Let’s take the example of securities in the banking sector. Securities are financial instruments issued by companies or governments that can be traded between parties. Stocks, bonds, mutual funds, exchange-traded funds, etc. can all be considered as securities. Now, a severe lapse in security could allow a cyber-criminal to hack into a bank’s server and access sensitive customer data or distort files with details of securities. However, a more malicious hacker could clandestinely disrupt an entire firm’s financial portfolio by prematurely exiting certain positions (selling off a share that might have given good returns in the future) or triggering a default (buying or selling off a share before it is actually triggered). By identifying these aberrations in real-time, Artificial Intelligence helps banks safeguard their (and client’s) wealth and sensitive data.
In fact, in 2016, a hacker managed to access a bank executive’s email account and instructed employees to transfer money into a bank account he controlled. The bank lost over $75 million! It is extremely crucial for banking institutions to detect and prevent cyber-attacks in real-time — and it is hardly possible to do so without using AI.
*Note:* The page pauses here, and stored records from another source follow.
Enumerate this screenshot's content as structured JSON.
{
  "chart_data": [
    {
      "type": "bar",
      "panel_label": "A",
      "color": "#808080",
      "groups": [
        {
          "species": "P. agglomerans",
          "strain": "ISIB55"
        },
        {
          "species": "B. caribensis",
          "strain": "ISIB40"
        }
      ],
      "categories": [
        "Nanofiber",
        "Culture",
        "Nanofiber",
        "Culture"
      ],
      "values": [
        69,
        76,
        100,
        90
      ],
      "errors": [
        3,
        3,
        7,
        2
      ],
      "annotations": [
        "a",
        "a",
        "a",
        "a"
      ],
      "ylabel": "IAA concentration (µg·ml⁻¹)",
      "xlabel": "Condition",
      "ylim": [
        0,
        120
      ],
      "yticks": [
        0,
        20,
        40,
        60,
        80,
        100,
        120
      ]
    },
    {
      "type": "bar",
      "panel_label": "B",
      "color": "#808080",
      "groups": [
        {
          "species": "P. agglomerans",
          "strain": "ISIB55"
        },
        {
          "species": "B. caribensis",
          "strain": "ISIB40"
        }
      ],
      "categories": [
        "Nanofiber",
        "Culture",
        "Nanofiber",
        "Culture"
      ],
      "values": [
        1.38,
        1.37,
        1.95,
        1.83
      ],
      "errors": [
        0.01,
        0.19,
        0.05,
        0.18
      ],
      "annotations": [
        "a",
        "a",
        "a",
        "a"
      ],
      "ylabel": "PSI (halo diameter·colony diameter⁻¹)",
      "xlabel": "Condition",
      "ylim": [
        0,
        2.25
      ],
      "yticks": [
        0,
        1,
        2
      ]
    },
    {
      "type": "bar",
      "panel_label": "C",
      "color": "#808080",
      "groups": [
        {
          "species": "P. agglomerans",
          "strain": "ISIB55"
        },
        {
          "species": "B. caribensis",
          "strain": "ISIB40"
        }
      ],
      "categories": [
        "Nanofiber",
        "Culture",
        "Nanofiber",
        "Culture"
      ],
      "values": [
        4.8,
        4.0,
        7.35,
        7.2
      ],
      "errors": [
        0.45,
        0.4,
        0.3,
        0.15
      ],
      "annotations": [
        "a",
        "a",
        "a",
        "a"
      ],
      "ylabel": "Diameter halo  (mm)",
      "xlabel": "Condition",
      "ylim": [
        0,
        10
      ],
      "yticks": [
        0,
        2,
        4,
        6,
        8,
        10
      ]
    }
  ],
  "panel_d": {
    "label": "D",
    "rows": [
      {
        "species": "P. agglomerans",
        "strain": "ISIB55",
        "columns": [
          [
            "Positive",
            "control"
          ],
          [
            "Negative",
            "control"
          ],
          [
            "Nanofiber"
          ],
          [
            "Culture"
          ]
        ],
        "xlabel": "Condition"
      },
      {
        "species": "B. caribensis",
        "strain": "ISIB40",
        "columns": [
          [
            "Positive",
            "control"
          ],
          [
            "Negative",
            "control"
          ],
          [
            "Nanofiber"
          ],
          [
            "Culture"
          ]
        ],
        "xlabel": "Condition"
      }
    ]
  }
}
Although bad actors are constantly finding new methods of stealing people’s identities and engaging in fraudulent activities, banks need to evolve and ensure that all transactions are legitimate and sensitive customer data is safe. Automating risk management through Artificial Intelligence, especially for fraud and anomaly detection tasks, has transformed the scope of efficiency for the banking domain. Industry leaders such as J.P. Morgan Chase and BBVA had started deploying experimental AI-based security systems to detect credit card fraud a few months before the pandemic came in focus. Today, most banks use Artificial Intelligence to highlighting suspicious transactions and behaviors.
With time, Artificial Intelligence-based security systems will grow even more robust, helping the banking industry tackle persistent challenges such as identity theft, fraudulent transactions and cyber-attacks with more confidence.